Persoalan uang kuliah perguruan tinggi bukan hal yang baru di Indonesia. Pada awal 1969 di kota Bandung tempat di mana sejumlah perguruan tinggi kondang berada persoalan kenaikan biaya kuliah menjadi isu utama mahasiswa setelah konflik politik akibat peristiwa 1965 mulai mereda.
Pikiran Rakjat 11 Januari 1969 melaporkan hanya sekira 2.600 lulusan Sekolah Lanjutan Atas (SLA) yang mengikuti ujian saringan ITB. Jumlah ini nyaris separuh dari mereka yang ikut ujian saringan 1968 sekira 4.200.
Panitya ujian saringan ITB waktu itu kepada Pikiran Rakjat mengungkapkan naiknya besaran uang kuliah ITB dirasakan berat bagi para lulusan SLA.
Pada 1969 ITB menetapkan uang pangkal untuk berapa bagian di ITB berkisar antara Rp2.000 hingga Rp50.000 atau lebih. Uang pangkal itu belum termasuk uang kuliah Rp2.500 hingga Rp7.000 per semester.
Jumlah uang pangkal berbeda antar tiap bagian.
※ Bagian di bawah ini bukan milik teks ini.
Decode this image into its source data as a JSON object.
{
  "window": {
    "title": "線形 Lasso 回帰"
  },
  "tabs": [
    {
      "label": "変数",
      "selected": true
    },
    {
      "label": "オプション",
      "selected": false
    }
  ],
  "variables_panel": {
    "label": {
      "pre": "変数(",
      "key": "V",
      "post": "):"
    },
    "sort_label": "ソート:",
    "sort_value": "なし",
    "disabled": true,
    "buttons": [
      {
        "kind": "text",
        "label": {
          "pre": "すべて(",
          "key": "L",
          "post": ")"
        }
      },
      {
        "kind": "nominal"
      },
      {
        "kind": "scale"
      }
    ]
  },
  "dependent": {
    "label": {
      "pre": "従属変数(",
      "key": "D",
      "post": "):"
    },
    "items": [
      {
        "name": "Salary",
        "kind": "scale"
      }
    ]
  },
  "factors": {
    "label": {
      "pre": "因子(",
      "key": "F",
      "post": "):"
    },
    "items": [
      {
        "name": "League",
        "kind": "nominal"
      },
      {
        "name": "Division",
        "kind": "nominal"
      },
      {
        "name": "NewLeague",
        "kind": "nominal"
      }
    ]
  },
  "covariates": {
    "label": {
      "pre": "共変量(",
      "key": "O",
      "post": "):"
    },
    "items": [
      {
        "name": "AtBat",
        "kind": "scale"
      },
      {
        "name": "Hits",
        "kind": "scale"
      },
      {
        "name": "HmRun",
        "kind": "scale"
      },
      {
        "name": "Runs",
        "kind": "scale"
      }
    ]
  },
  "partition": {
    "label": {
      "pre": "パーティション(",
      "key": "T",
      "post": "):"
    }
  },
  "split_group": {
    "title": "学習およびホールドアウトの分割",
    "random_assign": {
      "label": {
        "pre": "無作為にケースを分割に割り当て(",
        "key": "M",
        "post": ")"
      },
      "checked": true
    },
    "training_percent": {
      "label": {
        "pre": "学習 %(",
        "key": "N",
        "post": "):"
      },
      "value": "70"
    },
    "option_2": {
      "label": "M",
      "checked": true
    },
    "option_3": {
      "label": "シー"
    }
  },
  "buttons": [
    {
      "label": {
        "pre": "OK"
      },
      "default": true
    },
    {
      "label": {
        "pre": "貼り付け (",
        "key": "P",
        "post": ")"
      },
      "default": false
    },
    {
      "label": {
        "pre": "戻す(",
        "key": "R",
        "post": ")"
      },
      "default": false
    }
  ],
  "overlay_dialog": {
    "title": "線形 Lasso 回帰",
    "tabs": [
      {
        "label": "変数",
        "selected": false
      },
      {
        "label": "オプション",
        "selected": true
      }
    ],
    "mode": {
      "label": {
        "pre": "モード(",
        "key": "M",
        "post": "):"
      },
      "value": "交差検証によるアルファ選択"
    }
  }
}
Yang paling sedikit adalah bagian Matematika, Fisika, Geofika, Metereologi, Astronomi, Geodesi, Biologi dan Kimia.
Pada Januari itu Dewan Mahasiswa ITB dan Dewan Mahasiswa Universitas Padjadjaran mengadakan pertemuan untuk membahas uang kuliah.
Ketua DM ITB Wimar Witoelar menyampaikan masalah uang kuliah ini harus mendapat perhatian serius dari semua pihak. "Persoalan uang kuliah dan uang masuk ITB hanya akan mengakibatkan bertambah pintarnya orang-orang kaya dan orang miskin semakin bodoh," ujar Wimar pada Pikiran Rakjat, 14 Januari 1969.
Dewan Mahasiswa ITB memandang pungutan itu dirasakan berat oleh orang-orang yang berasal dari luar Pulau Jawa yang akan meneruskan kuliahnya di Jawa. Wimar menyebutkan pihaknya memang tidak bisa menutup mata kesulitan keuangan yang dihadapi pemerintah dewasa ini.
Seorang mahasiswa Bernama Mustafa dari Tamansari, Bandung mengatakan pungutan Rp5000 per semester, itu belum termasuk pembayaran pratikum. Hal ini memberatkan anak pedagang, prajurit dan petani.
"Jangan sampai yang menjadi sarjana kelak hanya dari kalangan orang berduit saja. Menurut hemat kami kurang adil. Bencana yang menimpa perguruan tinggi merupakan bencana nasional. Hal ini tidak sesuai dengan Pancasila," demikian pernyataan DM ITB.